Auf die Frage, wie BVG-Trainer Hans Werner Niesner den Kontrahenten einschätzt, antwortet dieser nüchtern: „Stark, denn die haben mehr Punkte als wir und stehen vor uns.“ Und der Coach weiß: „Natürlich kommen die mit Selbstvertrauen und sie werden einige Leute zur Unterstützung mitbringen.“

Also gilt es, auf dem Feld dagegenzuhalten. Doch wie soll das gelingen? „Die Doppel werden entscheidend sein, aber auch die Damenpunkte müssen wir holen“, betont Niesner, der aber genau weiß, dass es in den beiden Bereichen zuletzt alles andere als rund lief.

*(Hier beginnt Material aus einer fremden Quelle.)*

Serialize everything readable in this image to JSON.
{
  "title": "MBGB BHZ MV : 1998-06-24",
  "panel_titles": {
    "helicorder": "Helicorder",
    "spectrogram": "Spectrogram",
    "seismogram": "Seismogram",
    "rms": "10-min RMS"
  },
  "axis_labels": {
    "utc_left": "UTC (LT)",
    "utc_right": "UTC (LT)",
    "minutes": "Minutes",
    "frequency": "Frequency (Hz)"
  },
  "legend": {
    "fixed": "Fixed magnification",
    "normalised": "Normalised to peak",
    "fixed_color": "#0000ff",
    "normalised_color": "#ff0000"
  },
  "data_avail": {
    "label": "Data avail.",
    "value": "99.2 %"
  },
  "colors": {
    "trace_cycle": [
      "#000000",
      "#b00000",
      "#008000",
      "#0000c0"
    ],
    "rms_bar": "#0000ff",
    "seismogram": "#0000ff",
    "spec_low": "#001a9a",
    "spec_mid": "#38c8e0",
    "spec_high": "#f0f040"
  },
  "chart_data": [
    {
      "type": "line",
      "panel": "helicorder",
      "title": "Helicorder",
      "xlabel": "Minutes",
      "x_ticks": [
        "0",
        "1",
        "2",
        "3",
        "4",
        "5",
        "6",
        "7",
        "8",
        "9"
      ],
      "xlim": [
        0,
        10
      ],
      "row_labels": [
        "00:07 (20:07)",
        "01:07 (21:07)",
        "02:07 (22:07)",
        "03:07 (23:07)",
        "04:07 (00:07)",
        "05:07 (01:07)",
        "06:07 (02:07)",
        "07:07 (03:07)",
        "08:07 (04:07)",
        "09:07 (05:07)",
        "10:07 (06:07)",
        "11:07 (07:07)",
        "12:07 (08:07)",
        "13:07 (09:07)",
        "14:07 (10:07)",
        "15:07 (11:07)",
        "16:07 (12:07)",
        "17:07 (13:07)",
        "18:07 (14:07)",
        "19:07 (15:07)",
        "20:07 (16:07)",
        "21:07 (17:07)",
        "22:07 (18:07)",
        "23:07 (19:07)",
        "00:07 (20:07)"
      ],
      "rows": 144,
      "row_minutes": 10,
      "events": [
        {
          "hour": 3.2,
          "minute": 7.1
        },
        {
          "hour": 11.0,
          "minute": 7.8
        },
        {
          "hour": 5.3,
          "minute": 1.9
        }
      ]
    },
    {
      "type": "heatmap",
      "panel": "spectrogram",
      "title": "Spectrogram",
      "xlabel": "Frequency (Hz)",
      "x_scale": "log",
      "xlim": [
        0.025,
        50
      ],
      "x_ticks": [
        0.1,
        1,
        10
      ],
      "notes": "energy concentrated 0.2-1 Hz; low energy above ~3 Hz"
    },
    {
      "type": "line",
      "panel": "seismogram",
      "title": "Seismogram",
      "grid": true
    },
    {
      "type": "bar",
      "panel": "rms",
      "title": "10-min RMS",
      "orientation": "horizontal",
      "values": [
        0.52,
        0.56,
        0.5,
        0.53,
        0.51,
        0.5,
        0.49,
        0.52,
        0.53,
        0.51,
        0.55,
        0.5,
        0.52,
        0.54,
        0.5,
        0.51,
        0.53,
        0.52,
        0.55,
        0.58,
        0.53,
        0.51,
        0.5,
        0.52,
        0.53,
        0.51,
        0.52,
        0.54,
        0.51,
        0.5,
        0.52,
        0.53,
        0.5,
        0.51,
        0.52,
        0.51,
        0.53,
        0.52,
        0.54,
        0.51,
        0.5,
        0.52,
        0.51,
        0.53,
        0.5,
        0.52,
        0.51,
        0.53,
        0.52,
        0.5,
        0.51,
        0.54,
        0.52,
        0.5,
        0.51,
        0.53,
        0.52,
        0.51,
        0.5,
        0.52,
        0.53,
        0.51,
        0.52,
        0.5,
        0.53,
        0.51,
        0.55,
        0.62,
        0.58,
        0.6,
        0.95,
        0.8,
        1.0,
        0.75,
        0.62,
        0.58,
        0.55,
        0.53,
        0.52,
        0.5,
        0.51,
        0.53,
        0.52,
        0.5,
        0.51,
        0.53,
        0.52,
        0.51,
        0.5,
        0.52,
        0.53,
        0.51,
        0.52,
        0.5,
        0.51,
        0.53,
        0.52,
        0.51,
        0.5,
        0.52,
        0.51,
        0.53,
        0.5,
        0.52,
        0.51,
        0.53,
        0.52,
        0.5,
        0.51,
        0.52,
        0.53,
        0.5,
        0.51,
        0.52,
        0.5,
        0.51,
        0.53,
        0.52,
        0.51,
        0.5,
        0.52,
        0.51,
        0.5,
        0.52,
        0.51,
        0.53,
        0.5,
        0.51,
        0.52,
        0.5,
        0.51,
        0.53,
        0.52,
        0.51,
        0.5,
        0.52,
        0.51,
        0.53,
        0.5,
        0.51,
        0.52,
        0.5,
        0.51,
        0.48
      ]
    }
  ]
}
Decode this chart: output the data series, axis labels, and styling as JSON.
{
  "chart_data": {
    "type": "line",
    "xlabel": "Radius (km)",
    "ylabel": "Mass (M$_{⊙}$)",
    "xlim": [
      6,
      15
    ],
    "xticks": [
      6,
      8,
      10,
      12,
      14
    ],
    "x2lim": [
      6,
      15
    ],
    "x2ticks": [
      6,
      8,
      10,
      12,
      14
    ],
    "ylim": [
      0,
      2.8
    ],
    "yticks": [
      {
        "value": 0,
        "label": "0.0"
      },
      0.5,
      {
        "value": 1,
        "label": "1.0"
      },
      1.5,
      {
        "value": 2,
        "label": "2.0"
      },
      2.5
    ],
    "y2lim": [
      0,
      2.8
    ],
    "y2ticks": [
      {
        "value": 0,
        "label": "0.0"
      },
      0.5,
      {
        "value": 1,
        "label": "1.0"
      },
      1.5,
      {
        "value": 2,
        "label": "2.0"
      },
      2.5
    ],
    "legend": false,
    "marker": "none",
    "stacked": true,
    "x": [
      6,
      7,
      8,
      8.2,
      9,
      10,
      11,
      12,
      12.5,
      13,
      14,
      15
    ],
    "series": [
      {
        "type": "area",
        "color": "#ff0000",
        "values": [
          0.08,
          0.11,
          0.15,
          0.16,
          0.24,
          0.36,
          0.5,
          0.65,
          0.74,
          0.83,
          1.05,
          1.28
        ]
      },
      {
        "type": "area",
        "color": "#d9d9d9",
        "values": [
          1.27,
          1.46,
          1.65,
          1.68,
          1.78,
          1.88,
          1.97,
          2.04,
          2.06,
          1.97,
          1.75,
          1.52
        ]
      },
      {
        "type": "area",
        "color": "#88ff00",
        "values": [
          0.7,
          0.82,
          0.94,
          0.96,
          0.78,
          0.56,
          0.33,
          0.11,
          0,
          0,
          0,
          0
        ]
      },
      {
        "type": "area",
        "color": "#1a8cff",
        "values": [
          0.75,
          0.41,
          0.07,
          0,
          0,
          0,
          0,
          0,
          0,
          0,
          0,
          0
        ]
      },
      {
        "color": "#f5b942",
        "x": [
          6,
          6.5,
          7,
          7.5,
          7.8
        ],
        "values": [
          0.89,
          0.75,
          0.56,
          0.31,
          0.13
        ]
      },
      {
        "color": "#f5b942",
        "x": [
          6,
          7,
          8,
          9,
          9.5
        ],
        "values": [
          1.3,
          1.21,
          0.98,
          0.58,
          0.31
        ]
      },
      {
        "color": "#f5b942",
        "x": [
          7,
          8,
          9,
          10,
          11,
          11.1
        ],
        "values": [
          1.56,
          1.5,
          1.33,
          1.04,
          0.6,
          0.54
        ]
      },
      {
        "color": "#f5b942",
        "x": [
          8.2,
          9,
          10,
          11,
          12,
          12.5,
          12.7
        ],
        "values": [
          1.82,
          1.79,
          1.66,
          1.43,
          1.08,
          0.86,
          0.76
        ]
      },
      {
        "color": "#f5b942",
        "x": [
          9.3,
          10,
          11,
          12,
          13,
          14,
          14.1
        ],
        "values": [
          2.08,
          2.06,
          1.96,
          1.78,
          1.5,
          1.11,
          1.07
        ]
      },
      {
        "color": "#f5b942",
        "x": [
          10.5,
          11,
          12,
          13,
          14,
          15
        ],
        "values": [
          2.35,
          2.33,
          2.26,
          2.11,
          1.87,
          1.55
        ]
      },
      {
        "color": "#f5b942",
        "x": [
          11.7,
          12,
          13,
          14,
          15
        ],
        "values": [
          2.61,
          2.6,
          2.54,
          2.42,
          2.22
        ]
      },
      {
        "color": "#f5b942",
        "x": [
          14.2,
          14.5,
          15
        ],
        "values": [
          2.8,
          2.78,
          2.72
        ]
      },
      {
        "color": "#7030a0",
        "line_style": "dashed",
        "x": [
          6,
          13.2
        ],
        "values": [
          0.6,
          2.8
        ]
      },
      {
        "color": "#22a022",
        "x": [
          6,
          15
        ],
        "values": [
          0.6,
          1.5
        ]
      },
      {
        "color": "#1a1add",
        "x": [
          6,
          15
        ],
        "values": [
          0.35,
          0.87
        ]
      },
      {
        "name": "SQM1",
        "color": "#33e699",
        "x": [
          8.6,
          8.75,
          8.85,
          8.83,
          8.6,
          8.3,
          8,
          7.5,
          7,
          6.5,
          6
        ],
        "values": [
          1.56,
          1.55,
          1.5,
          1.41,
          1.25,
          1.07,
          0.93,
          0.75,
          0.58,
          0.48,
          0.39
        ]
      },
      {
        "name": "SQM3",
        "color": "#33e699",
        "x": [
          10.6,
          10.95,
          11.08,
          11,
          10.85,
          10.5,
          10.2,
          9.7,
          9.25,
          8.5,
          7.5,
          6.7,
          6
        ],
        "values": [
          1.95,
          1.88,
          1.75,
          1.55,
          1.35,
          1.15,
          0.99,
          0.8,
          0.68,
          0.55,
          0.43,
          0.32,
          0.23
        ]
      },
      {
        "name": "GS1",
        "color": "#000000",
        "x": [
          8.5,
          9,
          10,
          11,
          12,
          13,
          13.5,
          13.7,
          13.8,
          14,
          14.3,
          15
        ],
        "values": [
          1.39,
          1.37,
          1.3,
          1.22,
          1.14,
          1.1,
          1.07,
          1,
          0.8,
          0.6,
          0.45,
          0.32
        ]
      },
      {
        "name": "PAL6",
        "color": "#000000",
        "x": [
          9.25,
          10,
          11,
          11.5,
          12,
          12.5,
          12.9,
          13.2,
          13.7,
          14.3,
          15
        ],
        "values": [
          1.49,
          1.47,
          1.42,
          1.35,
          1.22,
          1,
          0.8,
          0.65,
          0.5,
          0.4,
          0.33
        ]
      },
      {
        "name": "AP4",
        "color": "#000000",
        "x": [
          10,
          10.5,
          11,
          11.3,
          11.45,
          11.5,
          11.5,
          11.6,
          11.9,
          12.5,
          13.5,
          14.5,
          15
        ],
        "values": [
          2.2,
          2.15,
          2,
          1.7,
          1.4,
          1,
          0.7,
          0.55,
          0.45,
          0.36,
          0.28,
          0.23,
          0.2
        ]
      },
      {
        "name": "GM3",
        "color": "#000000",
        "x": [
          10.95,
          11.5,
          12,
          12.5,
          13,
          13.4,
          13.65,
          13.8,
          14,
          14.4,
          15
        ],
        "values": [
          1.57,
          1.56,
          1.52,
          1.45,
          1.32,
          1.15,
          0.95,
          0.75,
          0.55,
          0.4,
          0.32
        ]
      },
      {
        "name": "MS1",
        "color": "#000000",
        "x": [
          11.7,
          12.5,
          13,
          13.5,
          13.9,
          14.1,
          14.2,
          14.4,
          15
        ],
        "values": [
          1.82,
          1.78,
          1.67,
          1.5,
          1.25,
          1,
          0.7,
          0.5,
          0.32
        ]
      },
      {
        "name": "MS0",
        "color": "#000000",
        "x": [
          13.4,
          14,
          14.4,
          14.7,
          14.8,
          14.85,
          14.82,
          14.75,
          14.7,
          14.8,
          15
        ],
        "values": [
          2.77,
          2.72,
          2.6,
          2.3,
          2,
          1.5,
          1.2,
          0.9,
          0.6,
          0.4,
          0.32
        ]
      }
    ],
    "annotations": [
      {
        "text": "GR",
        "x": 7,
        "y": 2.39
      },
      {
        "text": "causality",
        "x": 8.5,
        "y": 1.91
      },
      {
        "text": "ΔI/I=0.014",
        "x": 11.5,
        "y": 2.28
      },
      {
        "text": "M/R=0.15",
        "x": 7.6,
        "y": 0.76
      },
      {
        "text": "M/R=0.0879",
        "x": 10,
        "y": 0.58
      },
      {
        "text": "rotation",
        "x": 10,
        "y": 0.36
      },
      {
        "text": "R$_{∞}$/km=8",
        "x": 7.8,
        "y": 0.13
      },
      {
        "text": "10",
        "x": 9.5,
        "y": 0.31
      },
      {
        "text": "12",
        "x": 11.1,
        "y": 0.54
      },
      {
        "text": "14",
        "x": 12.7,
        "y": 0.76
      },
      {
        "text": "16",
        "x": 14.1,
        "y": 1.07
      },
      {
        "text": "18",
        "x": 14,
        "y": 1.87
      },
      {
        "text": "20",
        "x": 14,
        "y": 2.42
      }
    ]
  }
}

„Bei uns muss jetzt endlich mal der Knoten platzen“, sagt Niesner, „aber da sehe ich schon wieder schwarz“. Denn der an Nummer 3 gesetzte Dennis Friedenstab war bis einschließlich Donnerstag krankgeschrieben. „Er möchte spielen, aber wir haben momentan echt die Seuche“, beklagt Gifhorns Coach.

Dennoch zeigt sich Niesner kämpferisch, will von seiner Mannschaft Leistung sehen. Zurückhaltend sagt der Trainer: „Eigentlich müssen wir 5:3 gewinnen, aber ich bin etwas vorsichtig geworden, was die Zielsetzung angeht.“ Das Saisonziel Aufstieg ist bereits abgehakt.